Ilustrasi simbol PDIP dalam Peringatan Bulan Bung Karno 2023

Ilustrasi simbol PDIP dalam Peringatan Bulan Bung Karno 2023

Photo :
  • VIVA/M Ali Wafa

Dia mengatakan berbeda hasil survei saat Ganjar Pranowo masih co branding dengan Jokowi. Kata Burhanuddin, hasil survei Ganjar ketika itu mendominasi kolam yang puas dengan Jokowi.

Namun, untuk saat ini, Prabowo bisa unggul versi survei karena dipersepsikan dekat dengan Jokowi. Apalagi, setelah putra sulung Jokowi yaitu Gibran Rakabuming Raka jadi cawapres mendampingi Prabowo.

"Kolam yang puas sama Presiden Jokowi. Tapi, setelah Gibran menjadi pendamping Prabowo, kolam yang besar ini didominasi oleh Prabowo," jelas Direktur Eksekutif Indikator Politik Indonesia tersebut.

Adapun menurut dia Prabowo juga masih bisa mengambil di segmen pemilih yang tak puas terutama dari loyalis lamanya.

"Jadi, sebenarnya Prabowo meningkat itu bukan semata-mata karena kecanggihan kampanye Prabowo-Gibran, tapi karena blunder yang diciptakan PDI Perjuangan," ujar Burhanuddin.

Bagi dia, blunder PDIP itu karena menarik diri dari kolam besar masuk ke kecil. Dia menyampaikan argumennya bahwa Ganjar dan PDIP tak bisa langsung masuk berubah 180 derajat dari narasi keberlanjutan ke narasi perubahan. "Karena itu terlalu drastis. Jadi, perlu bridging, jembatan," tuturnya.

Menurut dia, 'jembatan' yang dimaksud seperti semacam kritik terhadap kinerja Presiden Jokowi dengan bahasa tertentu.

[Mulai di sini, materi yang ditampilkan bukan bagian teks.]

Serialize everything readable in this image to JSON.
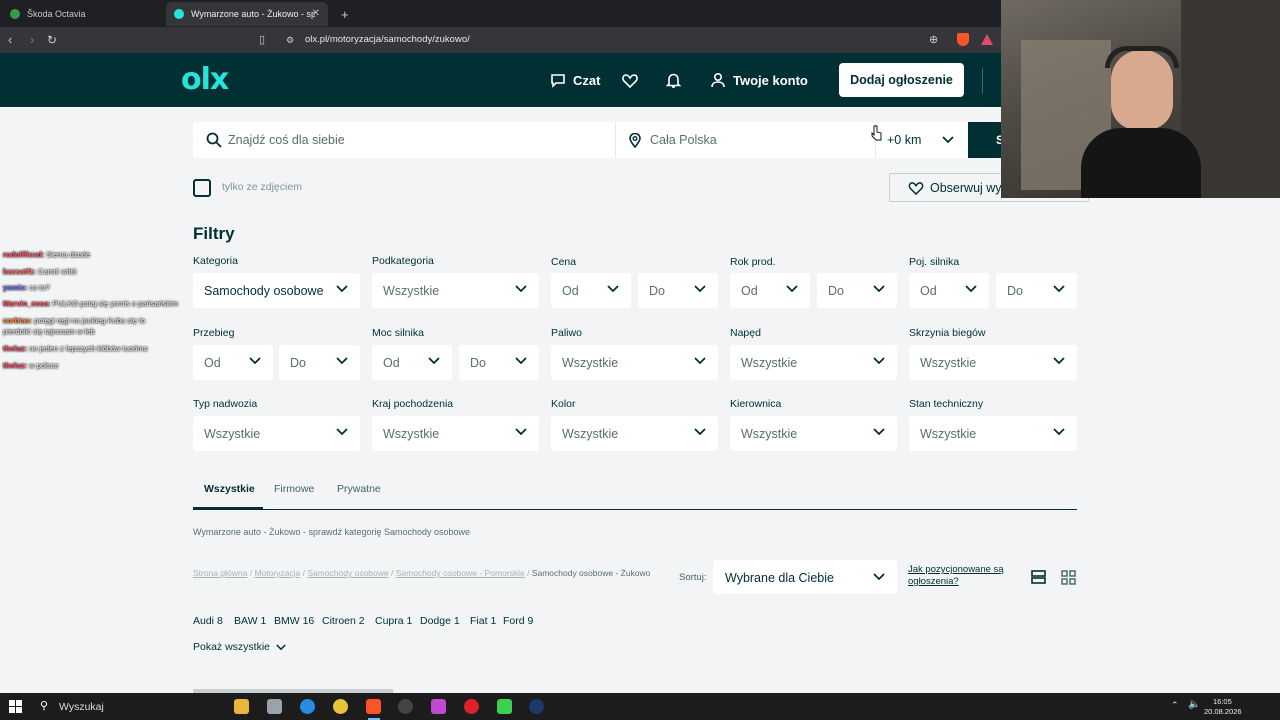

"Nah, jembatannya misalnya melakukan semacam kritik kepada kinerja Presiden Jokowi dengan bahasa misalnya perbaikan. Jadi, bukan 100 persen perubahan," kata Burhanuddin.

Bantahan Elite PDIP

Terkait analisa Burhanuddin, VIVA sudah minta tanggapan dari elite PDIP seperti Andreas Pareira hingga Guntur Romli. Untuk Guntur Romli merespons. Dia menepis analisa Burhanuddin soal blunder PDIP.

Dia mengatakan demikian karena PDIP dinilainya tak blunder. Namun, kubu Prabowo yang tampak berhasil membangun opini kedekatan dengan Jokowi. Bagi dia, hal itu sebenarnya penipuan terhadap publik.

"Program Jokowi ya program PDI Perjuangan. Prabowo baru gabung 4 tahun lalu, tapi seakan-akan paling dekat dengan Jokowi," kata Guntur saat dikonfirmasi VIVA, Selasa, 5 Desember 2023.

Guntur menyampaikan sikap Ganjar terhadap pemerintahan Jokowi adalah keberlanjutan, percepatan sekaligus perbaikan.

"Pemerintahan Jokowi sudah bagus, tapi tetap ada hal-hal yang harus diperbaiki," ujar Guntur.